Some common descriptive standards are available that work for many different kinds of material and across disciplines. One widely-used metadata standard, Dublin Core, facilitates the finding, sharing and management of data. It includes elements such as Title, Creator, Subject, Date and Type, and can be used to describe many different types of content.

In many disciplines, you will find an existing standard specifically designed for describing and sharing data for that community. The UK’s Digital Curation Centre provides a useful list of metadata standards suitable for different disciplines that you can search and browse.

File naming for digital files

Digital file names can be important for identifying and finding digital files. You should develop file naming conventions early in a research project, and agree on these with colleagues and collaborators before data is created.

Conventions will differ depending on the nature and size of a research project. In all cases, filenames should be unique, persistent and consistently applied, if they are to be useful for finding and retrieving data.

An identifier is a reference number or name for a data object and forms a key part of your documentation and metadata. To be useful over the long-term, identifiers need to be:

  • unique - globally unique if possible, but at the very least unique within your particular systems and processes, and
  • persistent - the identifier should not change over time.
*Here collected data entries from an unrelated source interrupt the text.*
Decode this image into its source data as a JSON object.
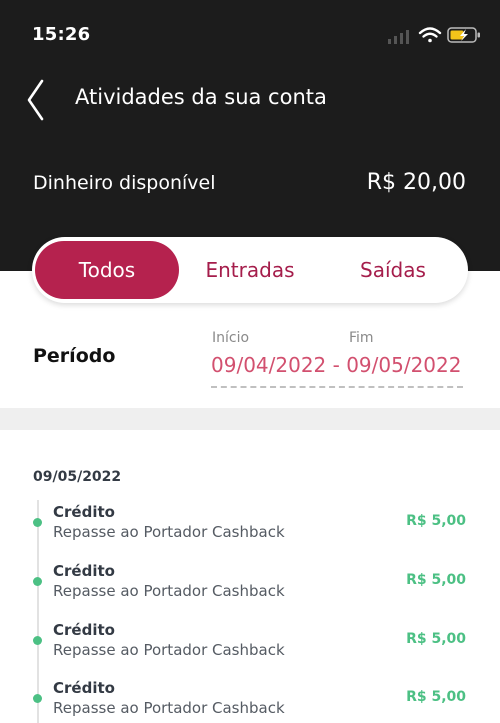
{
  "status_bar": {
    "time": "15:26"
  },
  "header": {
    "title": "Atividades da sua conta"
  },
  "balance": {
    "label": "Dinheiro disponível",
    "value": "R$ 20,00"
  },
  "tabs": [
    {
      "label": "Todos",
      "active": true
    },
    {
      "label": "Entradas",
      "active": false
    },
    {
      "label": "Saídas",
      "active": false
    }
  ],
  "period": {
    "label": "Período",
    "start_label": "Início",
    "end_label": "Fim",
    "range": "09/04/2022 - 09/05/2022"
  },
  "transactions_group": {
    "date": "09/05/2022",
    "items": [
      {
        "type": "Crédito",
        "description": "Repasse ao Portador Cashback",
        "amount": "R$ 5,00"
      },
      {
        "type": "Crédito",
        "description": "Repasse ao Portador Cashback",
        "amount": "R$ 5,00"
      },
      {
        "type": "Crédito",
        "description": "Repasse ao Portador Cashback",
        "amount": "R$ 5,00"
      },
      {
        "type": "Crédito",
        "description": "Repasse ao Portador Cashback",
        "amount": "R$ 5,00"
      }
    ]
  },
  "colors": {
    "header_bg": "#1c1c1c",
    "accent": "#b5224e",
    "date_text": "#d2506f",
    "credit_green": "#4cc084"
  }
}
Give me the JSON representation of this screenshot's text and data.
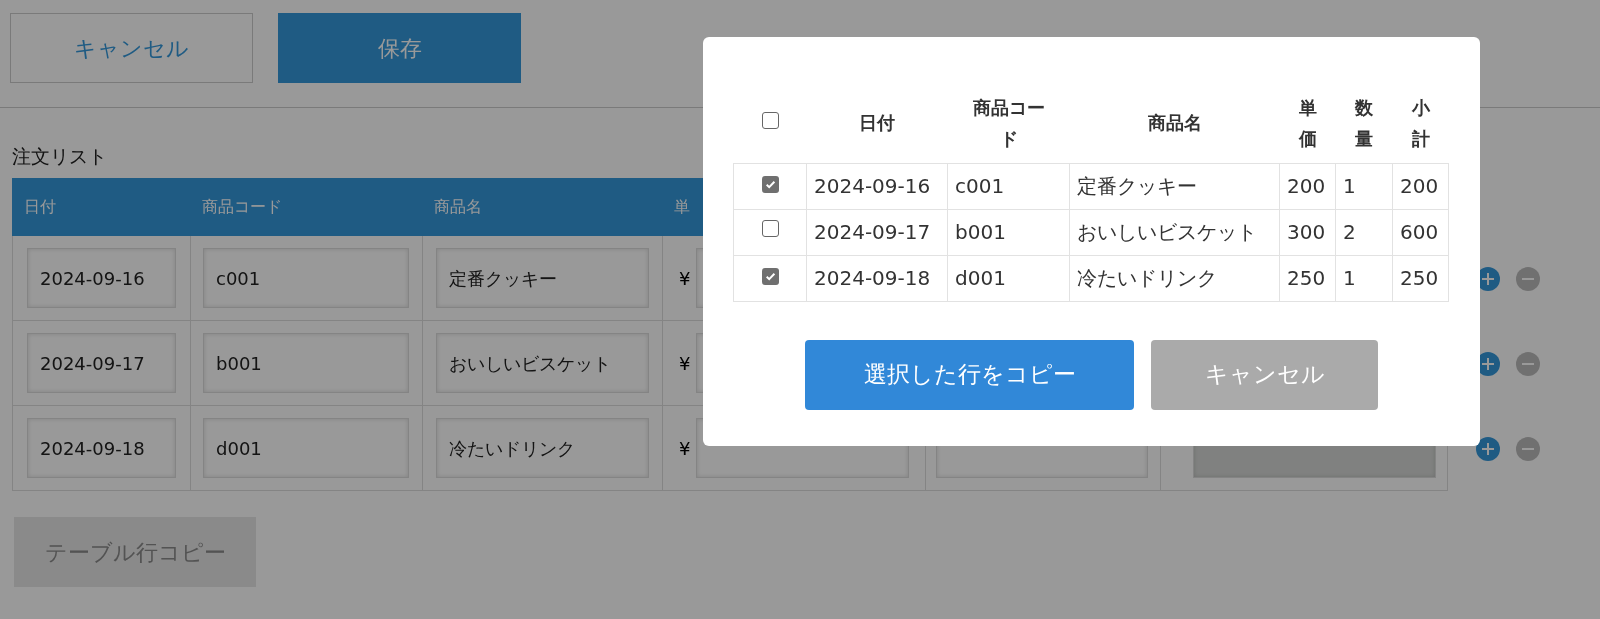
{
  "toolbar": {
    "buttons": [
      {
        "label": "キャンセル",
        "kind": "outline"
      },
      {
        "label": "保存",
        "kind": "primary"
      }
    ]
  },
  "order_list": {
    "title": "注文リスト",
    "columns": [
      "日付",
      "商品コード",
      "商品名",
      "単"
    ],
    "rows": [
      {
        "date": "2024-09-16",
        "code": "c001",
        "name": "定番クッキー",
        "currency": "¥"
      },
      {
        "date": "2024-09-17",
        "code": "b001",
        "name": "おいしいビスケット",
        "currency": "¥"
      },
      {
        "date": "2024-09-18",
        "code": "d001",
        "name": "冷たいドリンク",
        "currency": "¥"
      }
    ],
    "copy_button": {
      "label": "テーブル行コピー",
      "disabled": true
    }
  },
  "dialog": {
    "select_all": {
      "checked": false
    },
    "columns": [
      "日付",
      "商品コード",
      "商品名",
      "単価",
      "数量",
      "小計"
    ],
    "rows": [
      {
        "checked": true,
        "cells": [
          "2024-09-16",
          "c001",
          "定番クッキー",
          "200",
          "1",
          "200"
        ]
      },
      {
        "checked": false,
        "cells": [
          "2024-09-17",
          "b001",
          "おいしいビスケット",
          "300",
          "2",
          "600"
        ]
      },
      {
        "checked": true,
        "cells": [
          "2024-09-18",
          "d001",
          "冷たいドリンク",
          "250",
          "1",
          "250"
        ]
      }
    ],
    "buttons": [
      {
        "label": "選択した行をコピー",
        "kind": "primary"
      },
      {
        "label": "キャンセル",
        "kind": "secondary"
      }
    ]
  }
}
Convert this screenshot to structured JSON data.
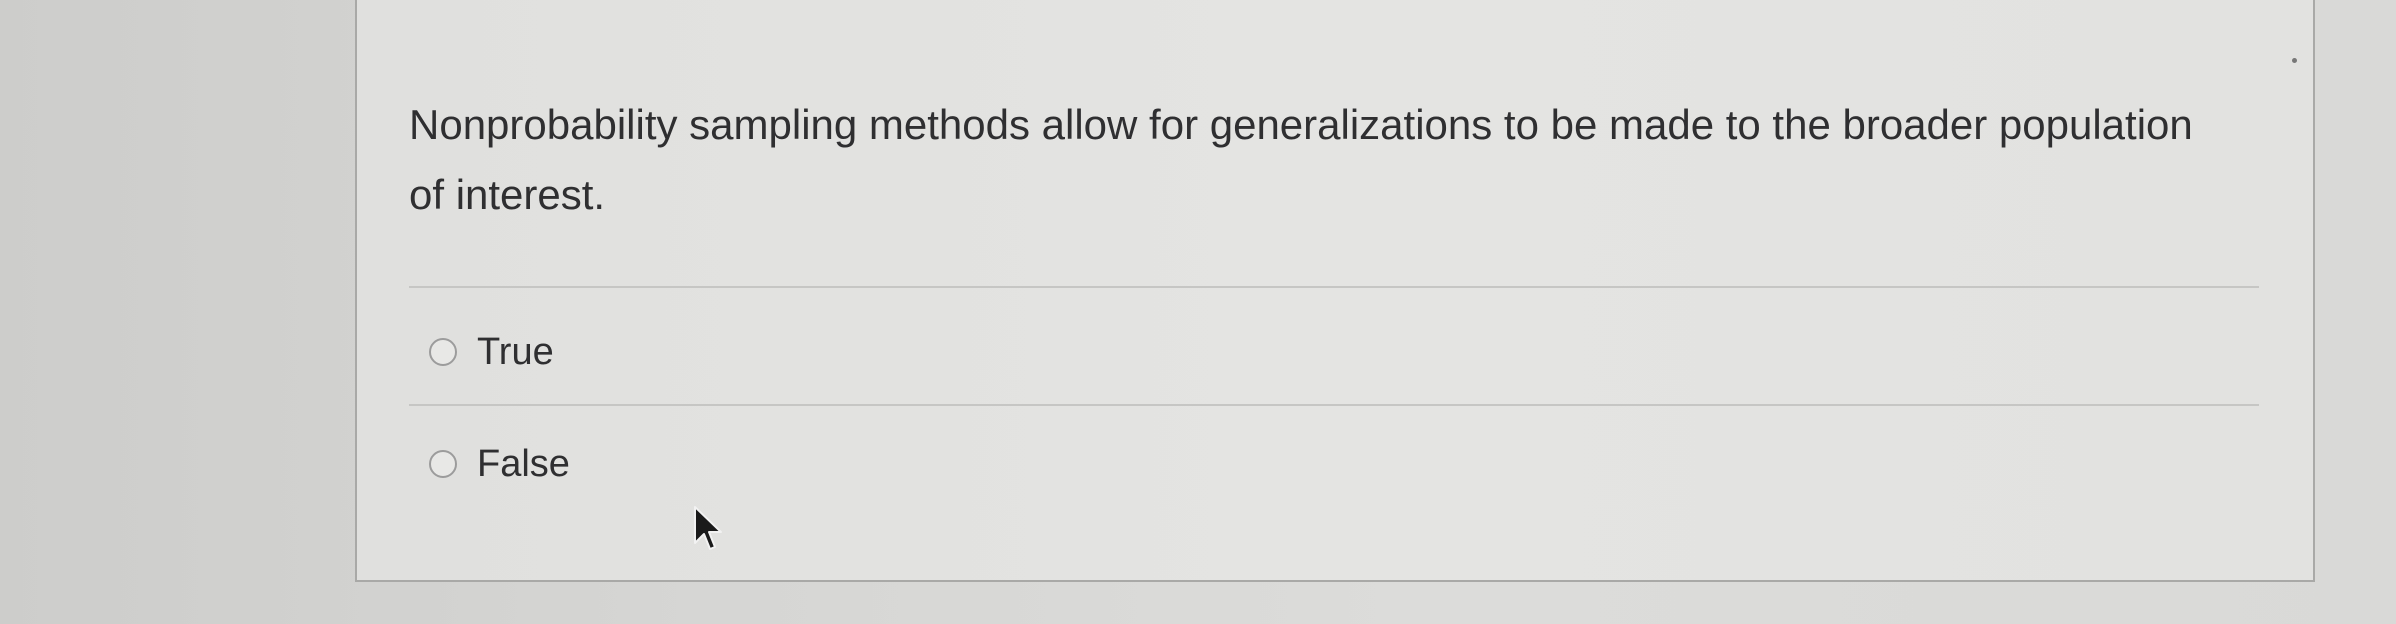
{
  "question": {
    "text": "Nonprobability sampling methods allow for generalizations to be made to the broader population of interest."
  },
  "options": [
    {
      "label": "True",
      "selected": false
    },
    {
      "label": "False",
      "selected": false
    }
  ],
  "colors": {
    "background": "#d3d3d1",
    "card": "#e2e2e0",
    "text": "#2f2f31",
    "border": "#a9a9a7"
  },
  "icons": {
    "cursor": "mouse-pointer-icon",
    "radio": "radio-button-icon"
  }
}
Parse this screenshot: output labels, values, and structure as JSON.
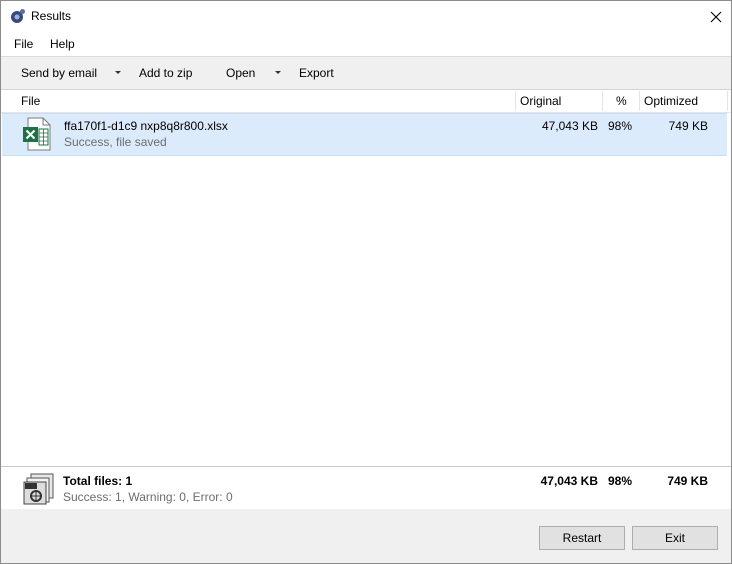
{
  "window": {
    "title": "Results"
  },
  "menu": [
    {
      "label": "File"
    },
    {
      "label": "Help"
    }
  ],
  "toolbar": {
    "send_by_email": "Send by email",
    "add_to_zip": "Add to zip",
    "open": "Open",
    "export": "Export"
  },
  "columns": {
    "file": "File",
    "original": "Original",
    "percent": "%",
    "optimized": "Optimized"
  },
  "rows": [
    {
      "name": "ffa170f1-d1c9 nxp8q8r800.xlsx",
      "status": "Success, file saved",
      "original": "47,043 KB",
      "percent": "98%",
      "optimized": "749 KB",
      "icon": "excel-file-icon"
    }
  ],
  "summary": {
    "title": "Total files: 1",
    "detail": "Success: 1, Warning: 0, Error: 0",
    "original": "47,043 KB",
    "percent": "98%",
    "optimized": "749 KB"
  },
  "buttons": {
    "restart": "Restart",
    "exit": "Exit"
  },
  "colors": {
    "selected_row": "#dcebfc",
    "excel_green": "#1e7145"
  }
}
The emerging identifier standard for publicly available datasets is the Digital Object Identifier (DOI). Although DOI s have been traditionally used for electronically published journal articles, they can now be assigned to datasets. Griffith University can assign a DOI to a collection that you make available through an institutional repository.

Controlled vocabularies

A vocabulary sets out the common language a discipline has agreed to use to refer to concepts of interest in that discipline. It models the concepts in a discipline by applying labels to the concepts and relating the concepts to each other in a formal structure.

Vocabularies take many forms. They include glossaries, dictionaries, gazetteers, code lists, taxonomies, subject headings, thesauri, semantic networks and ontologies.

Wherever possible, you should use an existing controlled vocabulary. Even if you need to adapt or customise an existing standard, this is preferable to creating something from scratch.